Kommentar Deutsche Bank : Die Meute jagt weiter
Die Deutsche Bank hat den größten Verlust ihrer Geschichte zu verbuchen. Am Investmentbanking wird trotzdem nicht gerüttelt. Wie dumm.
V iel Lehrgeld gezahlt, aber nichts gelernt. Auf diesen einfachen Nenner kann man die Nachricht bringen, dass die Deutsche Bank 2015 ein Megaminus von 6,9 Milliarden Euro verbucht, den größten Verlust ihrer Geschichte.

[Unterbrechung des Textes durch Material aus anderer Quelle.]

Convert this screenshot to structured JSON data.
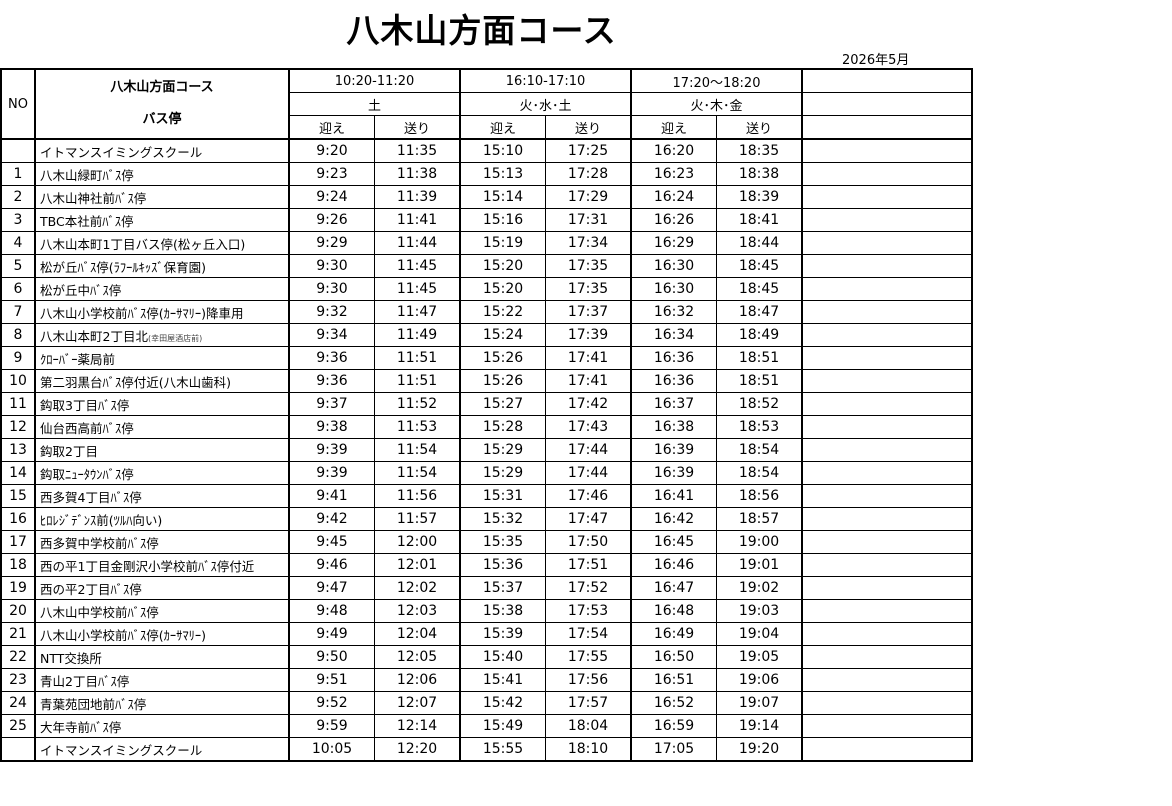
{
  "title": "八木山方面コース",
  "month": "2026年5月",
  "header": {
    "no": "NO",
    "course": "八木山方面コース",
    "bus_stop": "バス停",
    "groups": [
      {
        "time": "10:20-11:20",
        "days": "土"
      },
      {
        "time": "16:10-17:10",
        "days": "火･水･土"
      },
      {
        "time": "17:20～18:20",
        "days": "火･木･金"
      }
    ],
    "pickup": "迎え",
    "dropoff": "送り"
  },
  "rows": [
    {
      "no": "",
      "stop": "イトマンスイミングスクール",
      "times": [
        "9:20",
        "11:35",
        "15:10",
        "17:25",
        "16:20",
        "18:35"
      ]
    },
    {
      "no": "1",
      "stop": "八木山緑町ﾊﾞｽ停",
      "times": [
        "9:23",
        "11:38",
        "15:13",
        "17:28",
        "16:23",
        "18:38"
      ]
    },
    {
      "no": "2",
      "stop": "八木山神社前ﾊﾞｽ停",
      "times": [
        "9:24",
        "11:39",
        "15:14",
        "17:29",
        "16:24",
        "18:39"
      ]
    },
    {
      "no": "3",
      "stop": "TBC本社前ﾊﾞｽ停",
      "times": [
        "9:26",
        "11:41",
        "15:16",
        "17:31",
        "16:26",
        "18:41"
      ]
    },
    {
      "no": "4",
      "stop": "八木山本町1丁目バス停(松ヶ丘入口)",
      "times": [
        "9:29",
        "11:44",
        "15:19",
        "17:34",
        "16:29",
        "18:44"
      ]
    },
    {
      "no": "5",
      "stop": "松が丘ﾊﾞｽ停(ﾗﾌｰﾙｷｯｽﾞ保育園)",
      "times": [
        "9:30",
        "11:45",
        "15:20",
        "17:35",
        "16:30",
        "18:45"
      ]
    },
    {
      "no": "6",
      "stop": "松が丘中ﾊﾞｽ停",
      "times": [
        "9:30",
        "11:45",
        "15:20",
        "17:35",
        "16:30",
        "18:45"
      ]
    },
    {
      "no": "7",
      "stop": "八木山小学校前ﾊﾞｽ停(ｶｰｻﾏﾘｰ)降車用",
      "times": [
        "9:32",
        "11:47",
        "15:22",
        "17:37",
        "16:32",
        "18:47"
      ]
    },
    {
      "no": "8",
      "stop": "八木山本町2丁目北",
      "note": "(幸田屋酒店前)",
      "times": [
        "9:34",
        "11:49",
        "15:24",
        "17:39",
        "16:34",
        "18:49"
      ]
    },
    {
      "no": "9",
      "stop": "ｸﾛｰﾊﾞｰ薬局前",
      "times": [
        "9:36",
        "11:51",
        "15:26",
        "17:41",
        "16:36",
        "18:51"
      ]
    },
    {
      "no": "10",
      "stop": "第二羽黒台ﾊﾞｽ停付近(八木山歯科)",
      "times": [
        "9:36",
        "11:51",
        "15:26",
        "17:41",
        "16:36",
        "18:51"
      ]
    },
    {
      "no": "11",
      "stop": "鈎取3丁目ﾊﾞｽ停",
      "times": [
        "9:37",
        "11:52",
        "15:27",
        "17:42",
        "16:37",
        "18:52"
      ]
    },
    {
      "no": "12",
      "stop": "仙台西高前ﾊﾞｽ停",
      "times": [
        "9:38",
        "11:53",
        "15:28",
        "17:43",
        "16:38",
        "18:53"
      ]
    },
    {
      "no": "13",
      "stop": "鈎取2丁目",
      "times": [
        "9:39",
        "11:54",
        "15:29",
        "17:44",
        "16:39",
        "18:54"
      ]
    },
    {
      "no": "14",
      "stop": "鈎取ﾆｭｰﾀｳﾝﾊﾞｽ停",
      "times": [
        "9:39",
        "11:54",
        "15:29",
        "17:44",
        "16:39",
        "18:54"
      ]
    },
    {
      "no": "15",
      "stop": "西多賀4丁目ﾊﾞｽ停",
      "times": [
        "9:41",
        "11:56",
        "15:31",
        "17:46",
        "16:41",
        "18:56"
      ]
    },
    {
      "no": "16",
      "stop": "ﾋﾛﾚｼﾞﾃﾞﾝｽ前(ﾂﾙﾊ向い)",
      "times": [
        "9:42",
        "11:57",
        "15:32",
        "17:47",
        "16:42",
        "18:57"
      ]
    },
    {
      "no": "17",
      "stop": "西多賀中学校前ﾊﾞｽ停",
      "times": [
        "9:45",
        "12:00",
        "15:35",
        "17:50",
        "16:45",
        "19:00"
      ]
    },
    {
      "no": "18",
      "stop": "西の平1丁目金剛沢小学校前ﾊﾞｽ停付近",
      "times": [
        "9:46",
        "12:01",
        "15:36",
        "17:51",
        "16:46",
        "19:01"
      ]
    },
    {
      "no": "19",
      "stop": "西の平2丁目ﾊﾞｽ停",
      "times": [
        "9:47",
        "12:02",
        "15:37",
        "17:52",
        "16:47",
        "19:02"
      ]
    },
    {
      "no": "20",
      "stop": "八木山中学校前ﾊﾞｽ停",
      "times": [
        "9:48",
        "12:03",
        "15:38",
        "17:53",
        "16:48",
        "19:03"
      ]
    },
    {
      "no": "21",
      "stop": "八木山小学校前ﾊﾞｽ停(ｶｰｻﾏﾘｰ)",
      "times": [
        "9:49",
        "12:04",
        "15:39",
        "17:54",
        "16:49",
        "19:04"
      ]
    },
    {
      "no": "22",
      "stop": "NTT交換所",
      "times": [
        "9:50",
        "12:05",
        "15:40",
        "17:55",
        "16:50",
        "19:05"
      ]
    },
    {
      "no": "23",
      "stop": "青山2丁目ﾊﾞｽ停",
      "times": [
        "9:51",
        "12:06",
        "15:41",
        "17:56",
        "16:51",
        "19:06"
      ]
    },
    {
      "no": "24",
      "stop": "青葉苑団地前ﾊﾞｽ停",
      "times": [
        "9:52",
        "12:07",
        "15:42",
        "17:57",
        "16:52",
        "19:07"
      ]
    },
    {
      "no": "25",
      "stop": "大年寺前ﾊﾞｽ停",
      "times": [
        "9:59",
        "12:14",
        "15:49",
        "18:04",
        "16:59",
        "19:14"
      ]
    },
    {
      "no": "",
      "stop": "イトマンスイミングスクール",
      "times": [
        "10:05",
        "12:20",
        "15:55",
        "18:10",
        "17:05",
        "19:20"
      ]
    }
  ]
}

Verantwortlich dafür sind vor allem hohe Rechtskosten und Strafen, die die Bank für diverse Fehltritte zahlen muss.
Krumme Hypothekengeschäfte in den USA, Beihilfe zu Geldwäsche und Steuerhinterziehung, verbotene Marktmanipulationen – das Sündenregister der Bank ist lang. Gewaltige 5,2 Milliarden Euro hat die Bank dafür zurückgestellt.
Der neue Vorstandschef John Cryan will den nun ausgewiesenen Megaverlust gerne als Resultat seines „Großreinemachen“ verstanden wissen. Aber: Nach wie vor hält die Bank am umstrittenen Investmentbanking fest – jener Sparte, in der die Zocker zu Hause sind, die für die vielen Skandale um Zins- und Marktmanipulationen verantwortlich sind.
Die Mentalität der Meute, die auf der Jagd nach den schnellen hohen Gewinnen ist, ist immer noch die gleiche. Einige Führungskräfte auszutauschen reicht für einen glaubwürdigen Neuanfang nicht aus.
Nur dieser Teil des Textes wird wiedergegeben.